O parecer foi redigido pela conselheira Lucia Hussak van Velthem, antropóloga, ex-curadora da Coleção Etnográfica do Museu Paraense Emílio Goeldi (MPEG), atualmente integrante da equipe do Ministério da Ciência, Tecnologia e Inovação - MCTI.O processo para incluir o modo de fazer cuias no Baixo Amazonas dentre os patrimônios culturais do país teve início em 2003 através de projetos do Museu de Folclore Edison Carneiro do Rio de Janeiro. O acervo da reserva etnográfica do Museu Goeldi, que preserva peças históricas dos povos amazônicos, forneceu subsídios no processo de estudo para elaborar o parecer favorável.

Tradição das pinta-cuias - As cuias ornadas são feitas há mais de dois séculos no Baixo Amazonas, estado do Pará. Um fazer que foi transportado no tempo por mãos femininas. São as mulheres que, principalmente, se encarregam do ofício de transformar os grandes e redondos frutos da cuieira(Crescentiacujete), planta que fornece a matéria prima, em recipientes resistentes e bonitos.A produção de cuias atualmente se concentra em comunidades de Santarém e Monte Alegre -  os cidadãos deste último município, inclusive, são conhecidos como “pintacuias”.

Cuia pra quê? –  A cuia, que no Sul do Brasil e em outros países da América Latina é preenchida com o chimarrão, na Amazônia guarda o tacacá, o açaí e outras comidas e líquidos, isso só pra falar na alimentação. Ela está lá também nos afazeres domésticos de centenas de lares ribeirinhos, na coleta da água dos rios, para tomar banho, desafogar as canoas e “voadeiras”. É um utensílio para mulheres e homens.

Como fazer - Além do uso, o que distingue as cuias do Baixo Amazonas das demais é o seu modo especial de confecção. Usando técnicas tradicionais, reproduzidas e adaptadas de saberes indígenas, as artesãs escolhem os melhores frutos da cuieira, retiram o miolo e os dividem em metades, que são as estruturas das cuias. Estas são lavadas, raspadas com escamas de pirarucu ou folhas de embaúba(tipos de árvore do gênero Cecropia), e expostas ao sol até ficarem com um aspecto liso, interna e externamente.

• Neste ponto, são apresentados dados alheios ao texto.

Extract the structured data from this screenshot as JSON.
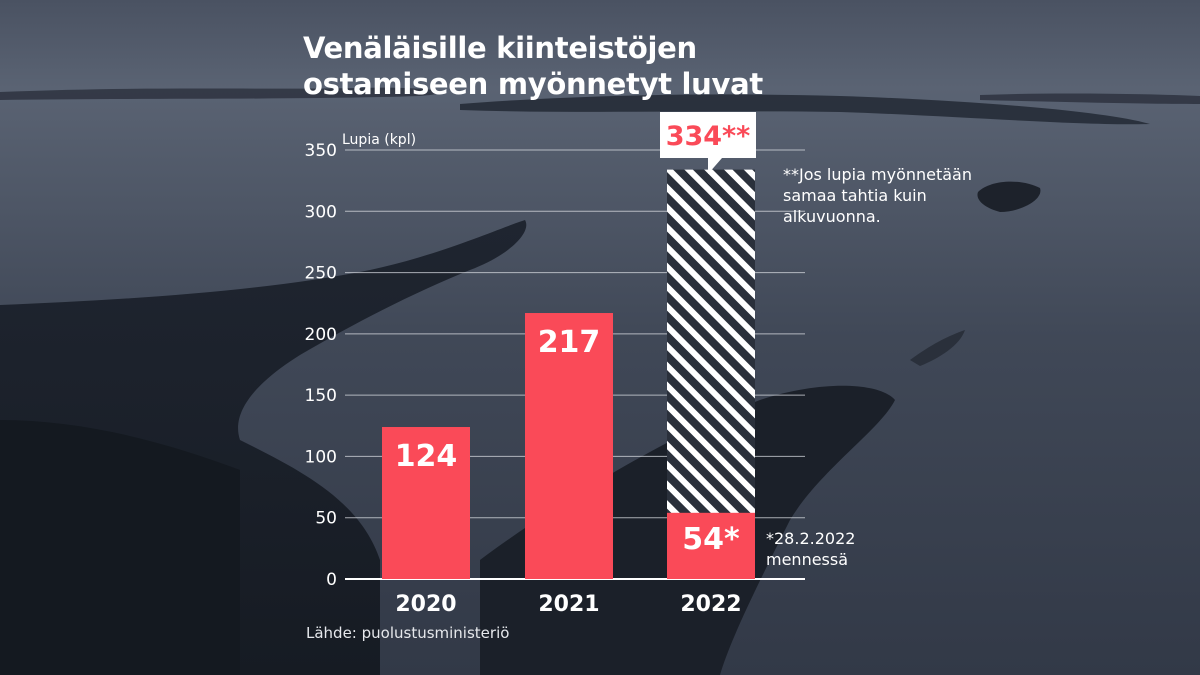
{
  "title_line1": "Venäläisille kiinteistöjen",
  "title_line2": "ostamiseen myönnetyt luvat",
  "source": "Lähde: puolustusministeriö",
  "note_projection": "**Jos lupia myönnetään samaa tahtia kuin alkuvuonna.",
  "note_ytd": "*28.2.2022 mennessä",
  "colors": {
    "bar": "#fa4a58",
    "projection_stripe": "#ffffff",
    "projection_bg": "#2a303b",
    "projection_label": "#fa4a58",
    "axis": "#ffffff",
    "grid": "#d9dce2"
  },
  "chart_data": {
    "type": "bar",
    "ylabel": "Lupia (kpl)",
    "ylim": [
      0,
      350
    ],
    "yticks": [
      0,
      50,
      100,
      150,
      200,
      250,
      300,
      350
    ],
    "grid": true,
    "categories": [
      "2020",
      "2021",
      "2022"
    ],
    "values": [
      124,
      217,
      54
    ],
    "value_labels": [
      "124",
      "217",
      "54*"
    ],
    "projection": {
      "category": "2022",
      "value": 334,
      "label": "334**"
    }
  }
}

Aí entra outro elemento natural que dá a coloração escura à cuia: o cumatê, pigmento da planta cumatezeiro (Myrciam Atramentifera). A tintura é pincelada na cabaça por diversas vezes e depois da fixação a superfície está pronta para receber os desenhos, talhados no “couro” da cuia com pontas de faca ou outros instrumentos cortantes. As gravuras mais frequentes são motivos florais, representações da fauna regional e grafismos tapajônicos, também denominados de “indígenas”. Os grafismos inspiram-se na cerâmica arqueológica, originária do povo Tapajó, preservada em museus brasileiros. Sua utilização atual se insere em um amplo processo de valorização do legado arqueológico no município de Santarém. 

Lúcia Hussak van Velthem – Antropóloga e museóloga, Lúcia van Velthem também foi responsável pelo parecer que inscreveu o Carimbó no Livro de Registro das Formas de Expressão do IPHAN, em 2014 e colaborou na redação do dossiê sobre o Sistema Agrícola Tradicional do Rio Negro, registrado em 2010.  A pesquisadora lembra ainda de outras expressões culturais paraenses que recentemente foram reconhecidas pela instituição, como as Festividades do Glorioso São Sebastião, em 2013, e o Círio de Nazaré, em 2004:  “Todos esses processos exitosos revelam a riqueza e a diversidade das manifestações culturais imateriais, notadamente as de cunho religioso e lúdico do Estado do Pará”, afirma.